Ich bin schon wieder in einen Erdrutsch geraten.
So nenne ich bestimmte Augenblicke in meinem Leben, in denen mir alles irgendwie abhanden kommt. Und mit „alles“ meine ich nichts Materielles. Ich meine mich.
Es begann damit, dass ein Internetunternehmen bei mir zu Hause Kabel neu verlegen musste. Rückblickend empfinde ich das als ziemlich metaphorisch. Dumm war nur, dass die Kabel hinter den Schränken meiner Bibliothek zu verlaufen hatten. Und so räumte ich alle Schränke an einem Tag aus, ließ den guten Mann arbeiten und räume den Schrank nun seit über einer Woche wieder ein. Es dauert viel länger, die Bücher wieder einzusortieren.
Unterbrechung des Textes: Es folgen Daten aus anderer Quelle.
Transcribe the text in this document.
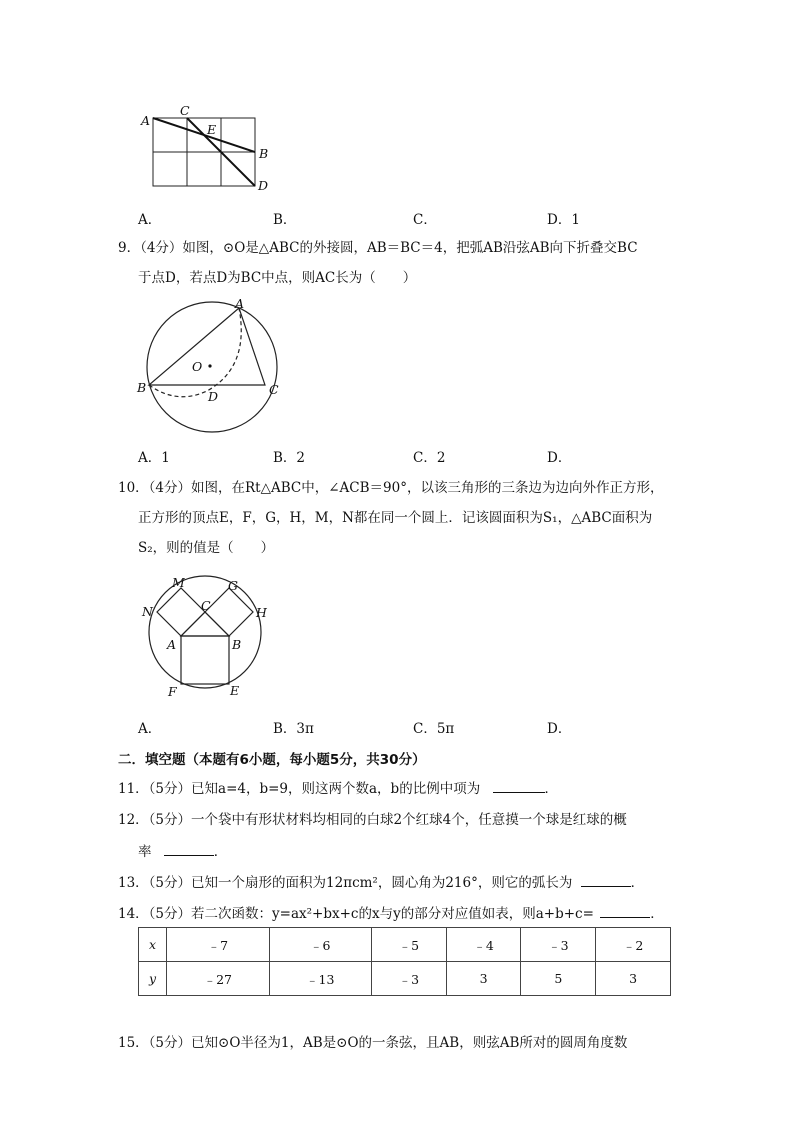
A
C
E
B
D
A．	B．	C．	D．1
9．（4分）如图，⊙O是△ABC的外接圆，AB＝BC＝4，把弧AB沿弦AB向下折叠交BC
于点D，若点D为BC中点，则AC长为（　　）
A
O
B
D	C
A．1	B．2	C．2	D．
10．（4分）如图，在Rt△ABC中，∠ACB＝90°，以该三角形的三条边为边向外作正方形，
正方形的顶点E，F，G，H，M，N都在同一个圆上．记该圆面积为S₁，△ABC面积为
S₂，则的值是（　　）
M	G
N	C	H
A	B
F	E
A．	B．3π	C．5π	D．
二．填空题（本题有6小题，每小题5分，共30分）
11．（5分）已知a=4，b=9，则这两个数a，b的比例中项为	．
12．（5分）一个袋中有形状材料均相同的白球2个红球4个，任意摸一个球是红球的概
率	．
13．（5分）已知一个扇形的面积为12πcm²，圆心角为216°，则它的弧长为	．
14．（5分）若二次函数：y=ax²+bx+c的x与y的部分对应值如表，则a+b+c=	．
x	﹣7	﹣6	﹣5	﹣4	﹣3	﹣2
y	﹣27	﹣13	﹣3	3	5	3
15．（5分）已知⊙O半径为1，AB是⊙O的一条弦，且AB，则弦AB所对的圆周角度数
Bei manchen Büchern frage ich mich, warum ich sie überhaupt habe, wie zum Beispiel ein Ratgeber für die perfekte Liebhaberin. Ich bin mir ziemlich sicher, das Buch nie selbst gekauft zu haben. Aber wer schenkt einem Mann so ein Buch? Andere Bücher irritieren mich weitaus weniger, aber ich grübele darüber nach, sie loszuwerden, wie zum Beispiel Jürgen Todenhöfer „Inside IS“, das ich wahrscheinlich niemals lesen werde. Und auch bei dem Buch frage ich mich, wo ich es her habe.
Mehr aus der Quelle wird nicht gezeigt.